В комнатушке не было душно.

Нежаркое солнце первых дней осени взобралось в небо, но еще не высушило ночную росу, и ее прохладная свежесть тихо вливалась в большое, задернутое старой тюлевой занавеской окно.

Слух старика уловил скрип калитки в саду, а потом и шаркающие, неторопливые шаги. Огромными усилиями он приподнялся и заглянул через окно в сад. По тропинке шел Казимир Карлович Ситковский. Матвеич не обрадовался ему.

Сейчас он никого не хотел видеть. Устал, смертельно устал, пусть его оставят в покое…

— Лежишь, бирюк? — еще с порога нарочито оживленно заговорил гость. — Если собрался помирать, то пожалеешь. На дворе-то какая погода… — Наигранно-бодрый голос Казимира Карловича споткнулся и умолк.

Иван Матвеевич вымученно улыбнулся.

— Ты не пугайся, Казимир. Я сам себя испугался, когда глянул в зеркало… Больше не гляжу.

— Да нет, Матвеич, — протянул Ситковский, — я тебя давно не видел… хоть и рядом живем… и конечно… — Он развел руками и осторожно, будто боясь повредить стул, присел.

Помолчали.

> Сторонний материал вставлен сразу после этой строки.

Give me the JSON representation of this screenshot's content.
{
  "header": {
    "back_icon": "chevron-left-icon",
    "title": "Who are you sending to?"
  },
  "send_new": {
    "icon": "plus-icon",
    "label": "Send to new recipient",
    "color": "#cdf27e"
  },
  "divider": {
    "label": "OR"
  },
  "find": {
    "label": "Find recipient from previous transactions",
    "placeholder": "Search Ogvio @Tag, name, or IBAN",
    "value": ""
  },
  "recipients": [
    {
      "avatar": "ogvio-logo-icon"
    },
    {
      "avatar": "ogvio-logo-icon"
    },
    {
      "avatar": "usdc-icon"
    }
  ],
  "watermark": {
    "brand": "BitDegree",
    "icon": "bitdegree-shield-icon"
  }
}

Взглянули друг на друга и отвели глаза. Ситковский смотрел на старенький, побитый молью и временем ковер, висевший над кроватью больного, а Митрошин — через сетку тюля — на сад.

— А я вот лежу и вспоминаю ее, войну…

— Нашел что вспоминать! — хмыкнул Ситковский. — Надо вспоминать живое. Помнишь, как мы с тобой делали первые насосы для Волго-Дона? В каком же это году-то было? Не помнишь?

— В пятьдесят втором, — отозвался Митрошин.

— В пятьдесят втором уже на сборку пошли. А в КБ за них чуть ли не сразу после войны засели.

— Видишь, — устало, тихо прошептал Матвеич, — опять война.

— Далась тебе эта война!.. Я не могу думать про нее. Горечь и боль. Боль и горечь. Ну ее к лешему! Давай я тебе лучше расскажу, что делается в нашем благословенном совете ветеранов. Ты знаешь, теперь мы уже краснознаменные! Облсовпроф присудил нам переходящее Красное знамя. Вручали торжественно, в театре.

— Представляю этот парад-алле развалин.

— А у тебя, Матвеич, что, характер портится? Брюзжишь.

— Характер, Казимир, в моем положении непозволительная роскошь.

— Ты брось раньше смерти умирать!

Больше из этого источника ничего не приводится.